Publications of Szeidl, A.
Imports and Productivity
What is the effect of imports on productivity? To answer this question, we estimate a structural model of producers using product-level import data for a panel of Hungarian manufacturing firms from 1992 to 2001. In our model with heterogenous firms, producers choose to import or purchase domestically varieties of intermediate inputs. Imports affect firm productivity through expanding variety as well as improved input quality. The model leads to a production function where the total factor productivity of a firm depends on the share of inputs imported. To estimate this import-augmented production function, we extend the Olley and Pakes (1996) procedure for a setting with an additional state variable, the number of input varieties imported. Our results suggest that the role of imports is both statistically and economically significant. Imports are responsible for 30% of the growth in aggregate total factor productivity in Hungary during the 1990s. About 50% of this effect is through imports advancing firm level productivity, while the remaining 50% comes from the reallocation of capital and labour to importers.
Portfolio choice with illiquid assets
The present Paper investigates the effects of incorporating illiquidity in a standard dynamic portfolio choice problem.
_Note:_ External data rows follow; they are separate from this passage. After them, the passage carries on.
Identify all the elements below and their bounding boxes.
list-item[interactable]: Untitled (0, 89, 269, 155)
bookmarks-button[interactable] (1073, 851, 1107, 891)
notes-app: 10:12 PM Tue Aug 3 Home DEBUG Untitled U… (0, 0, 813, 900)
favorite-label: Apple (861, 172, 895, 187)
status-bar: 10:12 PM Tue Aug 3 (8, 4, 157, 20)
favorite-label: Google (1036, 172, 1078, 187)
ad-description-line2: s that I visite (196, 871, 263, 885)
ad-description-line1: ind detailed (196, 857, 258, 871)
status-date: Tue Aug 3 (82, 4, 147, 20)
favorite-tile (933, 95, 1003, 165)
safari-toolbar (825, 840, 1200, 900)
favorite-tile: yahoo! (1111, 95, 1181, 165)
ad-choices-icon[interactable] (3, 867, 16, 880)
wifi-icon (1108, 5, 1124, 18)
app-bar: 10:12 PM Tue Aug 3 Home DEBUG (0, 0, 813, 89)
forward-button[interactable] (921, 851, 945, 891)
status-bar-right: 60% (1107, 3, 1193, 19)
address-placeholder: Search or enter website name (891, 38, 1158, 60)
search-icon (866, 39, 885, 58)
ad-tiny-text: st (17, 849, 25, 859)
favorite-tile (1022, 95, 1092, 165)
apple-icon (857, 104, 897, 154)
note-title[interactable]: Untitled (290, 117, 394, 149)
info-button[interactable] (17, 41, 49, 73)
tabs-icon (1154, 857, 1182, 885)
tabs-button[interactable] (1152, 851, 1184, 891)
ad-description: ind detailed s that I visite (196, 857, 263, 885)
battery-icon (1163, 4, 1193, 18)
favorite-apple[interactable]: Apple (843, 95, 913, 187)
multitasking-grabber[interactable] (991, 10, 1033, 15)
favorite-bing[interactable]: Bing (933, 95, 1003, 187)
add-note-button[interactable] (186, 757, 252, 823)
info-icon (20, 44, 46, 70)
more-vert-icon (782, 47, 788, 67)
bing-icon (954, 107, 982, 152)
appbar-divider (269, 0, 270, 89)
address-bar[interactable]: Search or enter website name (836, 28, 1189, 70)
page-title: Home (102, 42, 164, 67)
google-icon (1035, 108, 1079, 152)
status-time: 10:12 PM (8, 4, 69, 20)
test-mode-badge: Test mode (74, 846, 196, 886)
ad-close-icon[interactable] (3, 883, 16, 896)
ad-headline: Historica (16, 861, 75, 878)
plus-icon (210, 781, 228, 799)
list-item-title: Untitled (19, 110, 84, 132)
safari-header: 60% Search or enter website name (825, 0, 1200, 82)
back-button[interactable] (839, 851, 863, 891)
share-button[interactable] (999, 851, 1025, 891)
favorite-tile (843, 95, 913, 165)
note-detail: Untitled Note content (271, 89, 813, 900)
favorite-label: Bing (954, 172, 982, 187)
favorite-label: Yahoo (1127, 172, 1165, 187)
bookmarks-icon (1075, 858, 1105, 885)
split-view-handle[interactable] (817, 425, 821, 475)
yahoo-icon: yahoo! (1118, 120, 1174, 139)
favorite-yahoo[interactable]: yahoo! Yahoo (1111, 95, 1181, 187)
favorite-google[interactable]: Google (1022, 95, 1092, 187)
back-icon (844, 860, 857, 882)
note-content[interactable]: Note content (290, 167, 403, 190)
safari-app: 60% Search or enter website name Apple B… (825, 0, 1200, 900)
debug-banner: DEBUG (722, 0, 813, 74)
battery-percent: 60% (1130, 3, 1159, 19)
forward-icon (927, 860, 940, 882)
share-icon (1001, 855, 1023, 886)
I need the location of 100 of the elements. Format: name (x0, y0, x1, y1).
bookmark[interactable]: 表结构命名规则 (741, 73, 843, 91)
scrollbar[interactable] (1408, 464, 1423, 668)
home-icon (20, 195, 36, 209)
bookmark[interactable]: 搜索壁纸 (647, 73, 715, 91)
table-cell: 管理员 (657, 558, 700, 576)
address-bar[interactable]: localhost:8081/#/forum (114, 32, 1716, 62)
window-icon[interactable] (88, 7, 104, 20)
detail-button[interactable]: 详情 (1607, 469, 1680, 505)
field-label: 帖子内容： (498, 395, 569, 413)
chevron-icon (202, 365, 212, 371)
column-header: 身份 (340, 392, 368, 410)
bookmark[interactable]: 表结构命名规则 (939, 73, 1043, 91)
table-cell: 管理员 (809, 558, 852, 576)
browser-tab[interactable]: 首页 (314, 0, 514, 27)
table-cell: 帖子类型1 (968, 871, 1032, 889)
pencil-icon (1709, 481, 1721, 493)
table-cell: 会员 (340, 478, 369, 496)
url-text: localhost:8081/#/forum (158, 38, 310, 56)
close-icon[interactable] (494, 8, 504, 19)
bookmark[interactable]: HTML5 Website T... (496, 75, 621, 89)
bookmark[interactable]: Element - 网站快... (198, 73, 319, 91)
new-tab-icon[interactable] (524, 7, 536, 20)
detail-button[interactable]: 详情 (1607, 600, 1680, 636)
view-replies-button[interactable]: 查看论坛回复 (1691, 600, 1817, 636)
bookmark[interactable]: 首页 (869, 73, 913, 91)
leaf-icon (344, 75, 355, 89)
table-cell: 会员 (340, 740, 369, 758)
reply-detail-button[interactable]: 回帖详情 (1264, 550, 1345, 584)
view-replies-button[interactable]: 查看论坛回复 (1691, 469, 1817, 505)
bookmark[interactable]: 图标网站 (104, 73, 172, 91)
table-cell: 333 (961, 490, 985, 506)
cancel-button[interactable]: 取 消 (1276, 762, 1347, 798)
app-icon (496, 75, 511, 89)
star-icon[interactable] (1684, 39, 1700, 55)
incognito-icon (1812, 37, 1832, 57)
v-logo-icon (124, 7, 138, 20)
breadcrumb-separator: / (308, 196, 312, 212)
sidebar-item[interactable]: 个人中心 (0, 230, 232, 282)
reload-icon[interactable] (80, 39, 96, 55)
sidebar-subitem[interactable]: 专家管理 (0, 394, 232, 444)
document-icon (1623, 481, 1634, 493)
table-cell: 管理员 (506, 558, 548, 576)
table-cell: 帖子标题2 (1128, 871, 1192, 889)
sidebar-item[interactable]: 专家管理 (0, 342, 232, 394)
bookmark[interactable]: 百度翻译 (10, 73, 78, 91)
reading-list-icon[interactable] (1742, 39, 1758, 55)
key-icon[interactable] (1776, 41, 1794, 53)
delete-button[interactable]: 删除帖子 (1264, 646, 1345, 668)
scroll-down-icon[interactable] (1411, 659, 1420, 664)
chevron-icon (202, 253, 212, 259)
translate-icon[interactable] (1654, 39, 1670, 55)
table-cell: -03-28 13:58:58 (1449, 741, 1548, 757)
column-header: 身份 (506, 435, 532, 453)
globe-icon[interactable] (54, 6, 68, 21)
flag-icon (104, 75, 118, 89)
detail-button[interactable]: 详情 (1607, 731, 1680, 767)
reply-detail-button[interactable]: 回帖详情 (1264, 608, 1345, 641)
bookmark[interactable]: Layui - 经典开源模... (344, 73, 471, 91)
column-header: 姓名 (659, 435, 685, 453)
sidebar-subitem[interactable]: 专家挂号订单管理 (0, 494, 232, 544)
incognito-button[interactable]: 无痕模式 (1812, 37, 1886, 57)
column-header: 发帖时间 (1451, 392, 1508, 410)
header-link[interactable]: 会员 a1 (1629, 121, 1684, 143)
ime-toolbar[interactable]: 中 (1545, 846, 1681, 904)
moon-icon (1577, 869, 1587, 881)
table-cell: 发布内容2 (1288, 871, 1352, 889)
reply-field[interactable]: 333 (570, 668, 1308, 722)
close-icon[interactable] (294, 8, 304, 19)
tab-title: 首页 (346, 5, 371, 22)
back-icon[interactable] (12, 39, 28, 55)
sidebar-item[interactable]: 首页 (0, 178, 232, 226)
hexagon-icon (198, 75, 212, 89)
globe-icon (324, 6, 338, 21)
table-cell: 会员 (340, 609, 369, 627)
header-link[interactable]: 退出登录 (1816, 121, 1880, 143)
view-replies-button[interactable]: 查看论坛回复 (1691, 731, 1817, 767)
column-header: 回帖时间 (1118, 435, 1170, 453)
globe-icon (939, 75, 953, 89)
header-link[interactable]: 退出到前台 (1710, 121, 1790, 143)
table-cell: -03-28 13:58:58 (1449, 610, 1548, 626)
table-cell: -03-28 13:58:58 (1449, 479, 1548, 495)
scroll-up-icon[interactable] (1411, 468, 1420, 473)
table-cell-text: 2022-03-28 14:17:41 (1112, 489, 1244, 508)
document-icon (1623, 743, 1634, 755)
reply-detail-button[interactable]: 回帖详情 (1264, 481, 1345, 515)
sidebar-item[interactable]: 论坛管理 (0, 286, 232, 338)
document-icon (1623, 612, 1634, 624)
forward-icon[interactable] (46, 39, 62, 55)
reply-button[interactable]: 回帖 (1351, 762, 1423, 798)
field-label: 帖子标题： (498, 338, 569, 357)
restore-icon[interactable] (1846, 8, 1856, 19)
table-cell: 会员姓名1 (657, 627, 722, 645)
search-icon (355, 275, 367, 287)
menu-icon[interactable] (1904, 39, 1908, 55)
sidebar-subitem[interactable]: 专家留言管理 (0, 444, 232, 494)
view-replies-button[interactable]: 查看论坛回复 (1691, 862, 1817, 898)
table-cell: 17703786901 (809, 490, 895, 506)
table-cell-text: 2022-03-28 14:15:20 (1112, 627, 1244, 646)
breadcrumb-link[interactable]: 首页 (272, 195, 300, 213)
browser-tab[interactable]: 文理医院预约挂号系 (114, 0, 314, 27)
Lack of liquidity means that an asset cannot be immediately traded at any point in time. We find the portfolio share of financial wealth invested in illiquid assets given the liquidity premium. Benchmark calibrations imply a portfolio share of 2-6% in cash. These numbers are in line with survey data and also with portfolio recommendations by practitioners. We also find that long horizon investors invest more in illiquid assets. Overall, our results suggest that differences between asset classes unrelated to standard price risk may influence portfolio shares.